I could sit till 2.00 am inside the campus and was safe as another man.
I agree hiking fees is terrible when you construct statues worth crores across public spaces. But there are students living inside that campus who claim to be appearing for civil services since last 8 years and publishing their Phd papers. How do you weed out those perpetrators? Another deserving candidate from a lower income group could use that hostel space. Does a minimal fee hike help in weeding out the uncles who should be kicked out of the hostel rooms and bringing in better library services? I don’t know.

Every govt has been accused of building lakes, statues to fool the ignorant of good work. Sometimes a statue in a small town acts as a landmark.

I don’t recognise this India of vandals today. I cried as I saw the Lathi wielding men inside the campus footage. I don’t recognise my youth of JNU. I don’t recognise this India anymore. Students unions have fought but women were safe forever in JNU.

I have given up belonging to any ideology. Met the greatest entitled intellectual leftists looking down on the shopkeeper who keeps ledgers and met obnoxious right wingers for whom religion and culture remains as the only identity.

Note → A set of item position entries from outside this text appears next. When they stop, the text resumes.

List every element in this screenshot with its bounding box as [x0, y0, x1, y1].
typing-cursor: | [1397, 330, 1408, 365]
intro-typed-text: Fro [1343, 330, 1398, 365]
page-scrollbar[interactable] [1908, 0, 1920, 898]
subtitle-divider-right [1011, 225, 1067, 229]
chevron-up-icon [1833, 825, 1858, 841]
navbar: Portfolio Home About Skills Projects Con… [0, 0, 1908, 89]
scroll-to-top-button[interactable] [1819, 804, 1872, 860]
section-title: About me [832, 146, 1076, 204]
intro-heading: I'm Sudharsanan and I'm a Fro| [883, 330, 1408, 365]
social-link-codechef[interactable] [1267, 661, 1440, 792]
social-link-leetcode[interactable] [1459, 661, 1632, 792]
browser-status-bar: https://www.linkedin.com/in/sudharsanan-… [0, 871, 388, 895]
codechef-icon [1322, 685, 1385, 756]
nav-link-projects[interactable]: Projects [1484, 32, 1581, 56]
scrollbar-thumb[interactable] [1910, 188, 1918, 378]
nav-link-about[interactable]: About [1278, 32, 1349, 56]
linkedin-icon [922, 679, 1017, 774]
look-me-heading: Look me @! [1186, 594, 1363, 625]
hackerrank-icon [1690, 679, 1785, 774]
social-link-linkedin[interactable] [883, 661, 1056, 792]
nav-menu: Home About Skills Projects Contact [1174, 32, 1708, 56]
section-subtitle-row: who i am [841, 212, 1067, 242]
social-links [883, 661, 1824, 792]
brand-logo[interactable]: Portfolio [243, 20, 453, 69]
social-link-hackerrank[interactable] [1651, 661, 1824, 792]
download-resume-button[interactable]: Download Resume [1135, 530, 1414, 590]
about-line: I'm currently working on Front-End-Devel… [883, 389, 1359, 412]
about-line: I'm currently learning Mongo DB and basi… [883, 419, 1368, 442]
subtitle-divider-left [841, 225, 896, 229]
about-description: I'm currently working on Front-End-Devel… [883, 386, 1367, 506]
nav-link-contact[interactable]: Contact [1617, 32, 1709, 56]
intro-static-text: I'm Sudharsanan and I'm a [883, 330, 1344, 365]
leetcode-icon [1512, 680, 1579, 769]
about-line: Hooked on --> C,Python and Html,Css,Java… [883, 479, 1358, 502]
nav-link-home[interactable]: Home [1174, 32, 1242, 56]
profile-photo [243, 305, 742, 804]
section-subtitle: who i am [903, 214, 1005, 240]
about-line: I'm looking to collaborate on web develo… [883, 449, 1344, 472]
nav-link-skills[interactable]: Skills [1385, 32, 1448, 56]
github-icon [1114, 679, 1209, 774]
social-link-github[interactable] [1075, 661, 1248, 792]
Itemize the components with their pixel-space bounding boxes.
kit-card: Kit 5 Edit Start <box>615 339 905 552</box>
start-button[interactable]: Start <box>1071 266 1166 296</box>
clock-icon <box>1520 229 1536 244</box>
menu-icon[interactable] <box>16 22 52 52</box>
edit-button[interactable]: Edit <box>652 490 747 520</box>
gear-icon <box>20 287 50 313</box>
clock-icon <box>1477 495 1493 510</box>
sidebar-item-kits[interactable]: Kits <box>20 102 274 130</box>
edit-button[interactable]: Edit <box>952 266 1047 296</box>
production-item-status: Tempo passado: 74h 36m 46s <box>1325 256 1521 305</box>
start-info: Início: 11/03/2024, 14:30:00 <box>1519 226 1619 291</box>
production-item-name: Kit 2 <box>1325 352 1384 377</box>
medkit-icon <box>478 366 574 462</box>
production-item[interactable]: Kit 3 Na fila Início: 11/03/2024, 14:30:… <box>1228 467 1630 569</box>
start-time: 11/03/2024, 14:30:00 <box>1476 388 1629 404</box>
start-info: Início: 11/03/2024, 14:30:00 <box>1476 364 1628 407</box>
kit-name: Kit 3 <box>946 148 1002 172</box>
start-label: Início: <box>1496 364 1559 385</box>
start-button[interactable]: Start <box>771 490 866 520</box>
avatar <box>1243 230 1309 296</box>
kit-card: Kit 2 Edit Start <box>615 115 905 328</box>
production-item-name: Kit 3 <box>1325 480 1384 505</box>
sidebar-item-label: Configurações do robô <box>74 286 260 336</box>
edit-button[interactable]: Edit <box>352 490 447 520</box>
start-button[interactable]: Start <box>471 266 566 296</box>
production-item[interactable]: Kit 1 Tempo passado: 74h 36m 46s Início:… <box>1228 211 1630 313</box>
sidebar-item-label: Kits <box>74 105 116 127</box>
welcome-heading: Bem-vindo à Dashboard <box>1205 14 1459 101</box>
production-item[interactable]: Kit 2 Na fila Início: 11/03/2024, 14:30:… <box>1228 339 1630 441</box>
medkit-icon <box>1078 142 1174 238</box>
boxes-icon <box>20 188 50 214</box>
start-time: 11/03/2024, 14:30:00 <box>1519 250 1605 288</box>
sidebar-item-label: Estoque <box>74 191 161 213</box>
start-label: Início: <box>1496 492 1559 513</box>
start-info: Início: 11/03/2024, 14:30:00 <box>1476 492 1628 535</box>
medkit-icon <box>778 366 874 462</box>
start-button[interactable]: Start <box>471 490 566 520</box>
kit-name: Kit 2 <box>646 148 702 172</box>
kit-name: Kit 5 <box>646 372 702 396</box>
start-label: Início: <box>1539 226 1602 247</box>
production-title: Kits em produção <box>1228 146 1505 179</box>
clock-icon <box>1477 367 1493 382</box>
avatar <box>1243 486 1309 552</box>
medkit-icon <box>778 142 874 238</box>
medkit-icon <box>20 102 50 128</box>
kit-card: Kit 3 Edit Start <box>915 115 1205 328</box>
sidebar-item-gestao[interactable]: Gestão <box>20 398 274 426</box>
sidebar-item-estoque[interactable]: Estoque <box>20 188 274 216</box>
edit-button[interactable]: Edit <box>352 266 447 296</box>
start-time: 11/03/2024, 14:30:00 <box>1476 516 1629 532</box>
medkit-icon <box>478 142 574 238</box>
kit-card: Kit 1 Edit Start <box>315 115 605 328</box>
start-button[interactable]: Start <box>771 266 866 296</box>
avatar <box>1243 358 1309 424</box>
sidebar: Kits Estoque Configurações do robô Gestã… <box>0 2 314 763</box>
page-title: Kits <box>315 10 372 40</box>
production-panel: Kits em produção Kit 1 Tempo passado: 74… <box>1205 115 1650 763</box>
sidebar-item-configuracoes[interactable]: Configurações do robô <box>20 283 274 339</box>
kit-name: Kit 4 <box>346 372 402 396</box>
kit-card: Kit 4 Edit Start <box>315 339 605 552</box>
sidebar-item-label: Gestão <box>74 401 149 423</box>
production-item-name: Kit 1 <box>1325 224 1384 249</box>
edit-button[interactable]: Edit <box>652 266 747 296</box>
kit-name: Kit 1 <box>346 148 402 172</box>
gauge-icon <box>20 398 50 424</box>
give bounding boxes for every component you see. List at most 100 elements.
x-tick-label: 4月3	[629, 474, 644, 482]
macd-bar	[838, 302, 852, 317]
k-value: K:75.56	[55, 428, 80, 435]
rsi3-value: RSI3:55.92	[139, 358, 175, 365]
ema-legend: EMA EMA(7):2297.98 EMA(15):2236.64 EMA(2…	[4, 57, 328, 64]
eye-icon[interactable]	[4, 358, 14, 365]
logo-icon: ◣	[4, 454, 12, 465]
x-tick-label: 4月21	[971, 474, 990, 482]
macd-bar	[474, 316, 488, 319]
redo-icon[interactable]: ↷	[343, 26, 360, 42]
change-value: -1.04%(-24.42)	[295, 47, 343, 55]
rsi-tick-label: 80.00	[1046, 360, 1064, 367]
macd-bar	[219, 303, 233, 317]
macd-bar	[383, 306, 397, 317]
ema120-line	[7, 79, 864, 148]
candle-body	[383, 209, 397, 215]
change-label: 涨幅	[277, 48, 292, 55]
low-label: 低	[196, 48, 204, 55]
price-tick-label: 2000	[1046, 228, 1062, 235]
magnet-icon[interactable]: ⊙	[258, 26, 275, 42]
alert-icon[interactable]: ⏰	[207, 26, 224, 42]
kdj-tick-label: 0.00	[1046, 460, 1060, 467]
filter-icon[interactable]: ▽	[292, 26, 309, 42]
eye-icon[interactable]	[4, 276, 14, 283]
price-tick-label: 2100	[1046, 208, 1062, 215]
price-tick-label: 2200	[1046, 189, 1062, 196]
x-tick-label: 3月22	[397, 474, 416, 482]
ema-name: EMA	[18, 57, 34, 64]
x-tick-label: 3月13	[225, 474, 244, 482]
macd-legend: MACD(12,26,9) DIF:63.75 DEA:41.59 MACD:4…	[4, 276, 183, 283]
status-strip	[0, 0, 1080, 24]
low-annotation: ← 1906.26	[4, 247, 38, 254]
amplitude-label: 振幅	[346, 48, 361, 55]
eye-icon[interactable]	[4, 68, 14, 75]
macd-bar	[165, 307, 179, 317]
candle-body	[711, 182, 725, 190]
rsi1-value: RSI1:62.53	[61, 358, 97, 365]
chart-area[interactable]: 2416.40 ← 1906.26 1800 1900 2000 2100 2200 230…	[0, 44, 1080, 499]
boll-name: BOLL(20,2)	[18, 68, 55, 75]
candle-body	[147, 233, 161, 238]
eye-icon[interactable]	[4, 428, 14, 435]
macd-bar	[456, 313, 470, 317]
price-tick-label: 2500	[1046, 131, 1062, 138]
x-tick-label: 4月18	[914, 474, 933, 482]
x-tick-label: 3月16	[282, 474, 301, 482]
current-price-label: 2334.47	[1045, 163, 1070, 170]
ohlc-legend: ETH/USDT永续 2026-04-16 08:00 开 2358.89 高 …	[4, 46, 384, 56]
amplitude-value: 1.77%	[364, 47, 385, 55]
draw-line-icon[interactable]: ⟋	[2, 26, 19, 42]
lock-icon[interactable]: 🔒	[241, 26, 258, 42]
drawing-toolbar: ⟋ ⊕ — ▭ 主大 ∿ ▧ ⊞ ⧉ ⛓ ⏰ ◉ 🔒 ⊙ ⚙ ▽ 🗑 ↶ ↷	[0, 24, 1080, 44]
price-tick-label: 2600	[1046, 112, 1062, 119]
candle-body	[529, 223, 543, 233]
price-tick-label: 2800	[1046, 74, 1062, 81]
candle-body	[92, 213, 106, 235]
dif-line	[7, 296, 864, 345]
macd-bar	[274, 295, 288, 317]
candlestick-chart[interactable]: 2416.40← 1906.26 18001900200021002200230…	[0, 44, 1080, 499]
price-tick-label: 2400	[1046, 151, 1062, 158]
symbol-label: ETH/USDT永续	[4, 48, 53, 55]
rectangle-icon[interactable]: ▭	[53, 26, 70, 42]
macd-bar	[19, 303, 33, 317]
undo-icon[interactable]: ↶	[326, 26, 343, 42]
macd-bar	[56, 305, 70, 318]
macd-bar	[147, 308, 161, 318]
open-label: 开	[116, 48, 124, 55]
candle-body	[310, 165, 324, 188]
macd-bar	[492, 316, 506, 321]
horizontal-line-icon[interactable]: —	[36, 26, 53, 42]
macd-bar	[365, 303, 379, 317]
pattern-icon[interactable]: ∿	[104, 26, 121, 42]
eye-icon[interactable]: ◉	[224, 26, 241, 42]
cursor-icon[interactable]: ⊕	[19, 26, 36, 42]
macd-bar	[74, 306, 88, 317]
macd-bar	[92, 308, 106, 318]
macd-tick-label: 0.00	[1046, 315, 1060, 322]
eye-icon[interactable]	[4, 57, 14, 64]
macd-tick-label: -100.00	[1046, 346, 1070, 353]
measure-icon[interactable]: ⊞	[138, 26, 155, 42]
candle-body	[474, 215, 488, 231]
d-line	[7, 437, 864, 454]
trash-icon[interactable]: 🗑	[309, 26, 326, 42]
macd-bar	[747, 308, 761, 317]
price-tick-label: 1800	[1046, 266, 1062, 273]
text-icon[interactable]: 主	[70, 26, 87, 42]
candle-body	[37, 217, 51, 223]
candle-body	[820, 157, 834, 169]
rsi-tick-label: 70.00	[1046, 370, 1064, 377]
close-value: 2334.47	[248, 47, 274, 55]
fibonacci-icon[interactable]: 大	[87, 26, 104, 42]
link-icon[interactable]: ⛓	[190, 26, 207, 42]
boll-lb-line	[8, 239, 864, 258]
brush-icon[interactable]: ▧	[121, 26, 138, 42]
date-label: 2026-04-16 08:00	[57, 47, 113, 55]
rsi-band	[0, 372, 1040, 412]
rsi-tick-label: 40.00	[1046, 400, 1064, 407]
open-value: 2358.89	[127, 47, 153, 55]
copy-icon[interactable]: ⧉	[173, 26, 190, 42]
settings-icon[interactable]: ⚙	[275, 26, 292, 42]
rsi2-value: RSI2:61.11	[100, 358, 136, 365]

I am heartbroken to see this change in my childhood home of Ganga Dhaba and Godavari hostel .

My college crush was an extremely intelligent, handsome idealist who would never compromise on his decency ever. Most of JNU was like that. Where is that Campus today?

I use my iPhone and am addicted to the camera and have given up on the hypocritical behaviour of going around saying I’m a leftist. Because I feel dishonest in that.

I would hope education institutions would still remain the bastion of ideals and higher thinking. Because eventually life catches up and when we grow older we become part of this compromise called growth and economic success. We sometimes murder our culture, our sense of identity in this idea to belong.

I pray JNU becomes the campus that it always was. My best date ever was on an evening when the sun was going down and labourers building the new library were walking back singing a tribal tune all in one row. I watched that magical dusk hour, walked up to Majnu ka Tilla and pondered where life would take me. I pray, JNU don’t change character.